Event 273 SS&H

Does Old Age Social Security Help Children? The Impact of Social Security on Child Well-Being
Lucie Schmidt, Smith College

Abstract: Though Social Security is typically considered a program to support retirees, nearly one in ten children live in a home with Social Security income. Children are substantially more likely to live with an older adult than they were two decades ago, and are twice as likely to report Social Security income in their household than traditional cash welfare. We use the sharp increase in eligibility for Social Security benefits at age 62 to investigate the role played by the Social Security program in childhood economic outcomes among children who live with older adults. We do not find that Social Security eligibility increases household income on average, but is associated with a shift towards Social Security income and increased availability of household members’ time for home production. Reductions in deep poverty and welfare participation are evident for some subsamples. We do not see any impact on short-run educational progression and mixed results for reported cognitive difficulty.

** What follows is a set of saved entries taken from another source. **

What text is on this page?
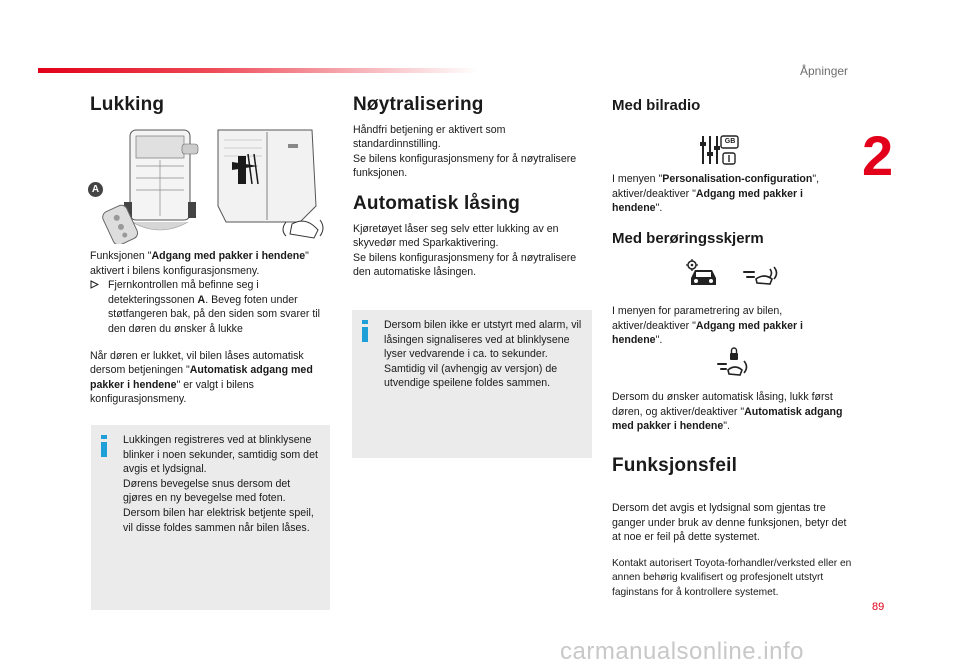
Åpninger
2
89
Lukking
A

Funksjonen "Adgang med pakker i hendene" aktivert i bilens konfigurasjonsmeny.

Fjernkontrollen må befinne seg i detekteringssonen A. Beveg foten under støtfangeren bak, på den siden som svarer til den døren du ønsker å lukke

Når døren er lukket, vil bilen låses automatisk dersom betjeningen "Automatisk adgang med pakker i hendene" er valgt i bilens konfigurasjonsmeny.

Lukkingen registreres ved at blinklysene blinker i noen sekunder, samtidig som det avgis et lydsignal.
Dørens bevegelse snus dersom det gjøres en ny bevegelse med foten.
Dersom bilen har elektrisk betjente speil, vil disse foldes sammen når bilen låses.
Nøytralisering

Håndfri betjening er aktivert som standardinnstilling.
Se bilens konfigurasjonsmeny for å nøytralisere funksjonen.

Automatisk låsing

Kjøretøyet låser seg selv etter lukking av en skyvedør med Sparkaktivering.
Se bilens konfigurasjonsmeny for å nøytralisere den automatiske låsingen.

Dersom bilen ikke er utstyrt med alarm, vil låsingen signaliseres ved at blinklysene lyser vedvarende i ca. to sekunder.
Samtidig vil (avhengig av versjon) de utvendige speilene foldes sammen.
Med bilradio
GB

I menyen "Personalisation-configuration", aktiver/deaktiver "Adgang med pakker i hendene".

Med berøringsskjerm

I menyen for parametrering av bilen, aktiver/deaktiver "Adgang med pakker i hendene".

Dersom du ønsker automatisk låsing, lukk først døren, og aktiver/deaktiver "Automatisk adgang med pakker i hendene".

Funksjonsfeil

Dersom det avgis et lydsignal som gjentas tre ganger under bruk av denne funksjonen, betyr det at noe er feil på dette systemet.

Kontakt autorisert Toyota-forhandler/verksted eller en annen behørig kvalifisert og profesjonelt utstyrt faginstans for å kontrollere systemet.

carmanualsonline.info
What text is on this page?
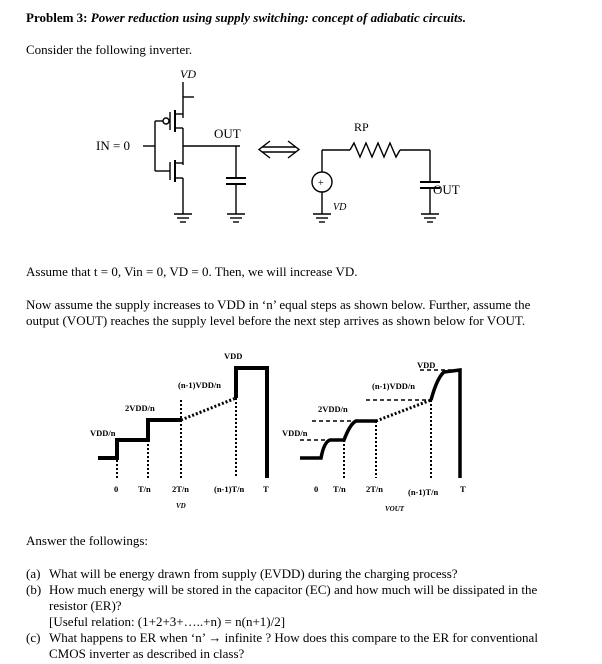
Problem 3: Power reduction using supply switching: concept of adiabatic circuits.
Consider the following inverter.
VD
IN = 0
OUT	RP
+
VD
OUT
VDD
(n-1)VDD/n
2VDD/n
VDD/n
0 T/n 2T/n	(n-1)T/n T
VD
VDD
(n-1)VDD/n
2VDD/n
VDD/n
0 T/n 2T/n	(n-1)T/n	T
VOUT
Assume that t = 0, Vin = 0, VD = 0. Then, we will increase VD.
Now assume the supply increases to VDD in ‘n’ equal steps as shown below. Further, assume the
output (VOUT) reaches the supply level before the next step arrives as shown below for VOUT.
Answer the followings:
(a) What will be energy drawn from supply (EVDD) during the charging process?
(b) How much energy will be stored in the capacitor (EC) and how much will be dissipated in the
resistor (ER)?
[Useful relation: (1+2+3+…..+n) = n(n+1)/2]
(c) What happens to ER when ‘n’ → infinite ? How does this compare to the ER for conventional
CMOS inverter as described in class?
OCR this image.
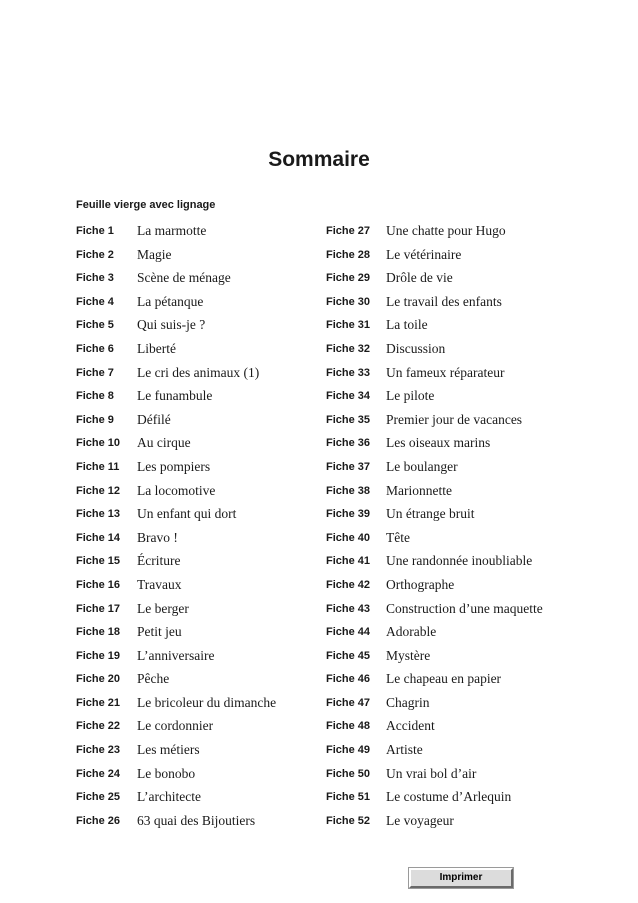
Sommaire
Feuille vierge avec lignage
Fiche 1 La marmotte
Fiche 2 Magie
Fiche 3 Scène de ménage
Fiche 4 La pétanque
Fiche 5 Qui suis-je ?
Fiche 6 Liberté
Fiche 7 Le cri des animaux (1)
Fiche 8 Le funambule
Fiche 9 Défilé
Fiche 10 Au cirque
Fiche 11 Les pompiers
Fiche 12 La locomotive
Fiche 13 Un enfant qui dort
Fiche 14 Bravo !
Fiche 15 Écriture
Fiche 16 Travaux
Fiche 17 Le berger
Fiche 18 Petit jeu
Fiche 19 L’anniversaire
Fiche 20 Pêche
Fiche 21 Le bricoleur du dimanche
Fiche 22 Le cordonnier
Fiche 23 Les métiers
Fiche 24 Le bonobo
Fiche 25 L’architecte
Fiche 26 63 quai des Bijoutiers
Fiche 27 Une chatte pour Hugo
Fiche 28 Le vétérinaire
Fiche 29 Drôle de vie
Fiche 30 Le travail des enfants
Fiche 31 La toile
Fiche 32 Discussion
Fiche 33 Un fameux réparateur
Fiche 34 Le pilote
Fiche 35 Premier jour de vacances
Fiche 36 Les oiseaux marins
Fiche 37 Le boulanger
Fiche 38 Marionnette
Fiche 39 Un étrange bruit
Fiche 40 Tête
Fiche 41 Une randonnée inoubliable
Fiche 42 Orthographe
Fiche 43 Construction d’une maquette
Fiche 44 Adorable
Fiche 45 Mystère
Fiche 46 Le chapeau en papier
Fiche 47 Chagrin
Fiche 48 Accident
Fiche 49 Artiste
Fiche 50 Un vrai bol d’air
Fiche 51 Le costume d’Arlequin
Fiche 52 Le voyageur
Imprimer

Lucie Schmidt is an empirical microeconomist working in the fields of labor, health and the economics of the family. Specific research areas include U.S. social safety net programs with a particular focus on programs for individuals with disabilities; retirement security; and the economics of marriage and fertility decisions. She is also a research associate at the National Bureau of Economic Research and a co-editor of the Review of the Economics of the Household. Her work has been published in the Journal of Human Resources, the Journal of Public Economics, the Journal of Health Economics, the American Journal of Health Economics, the Social Security Bulletin and Demography, among others. Schmidt teaches introductory microeconomics and courses in labor economics, gender and economics, population economics, and poverty and public policy.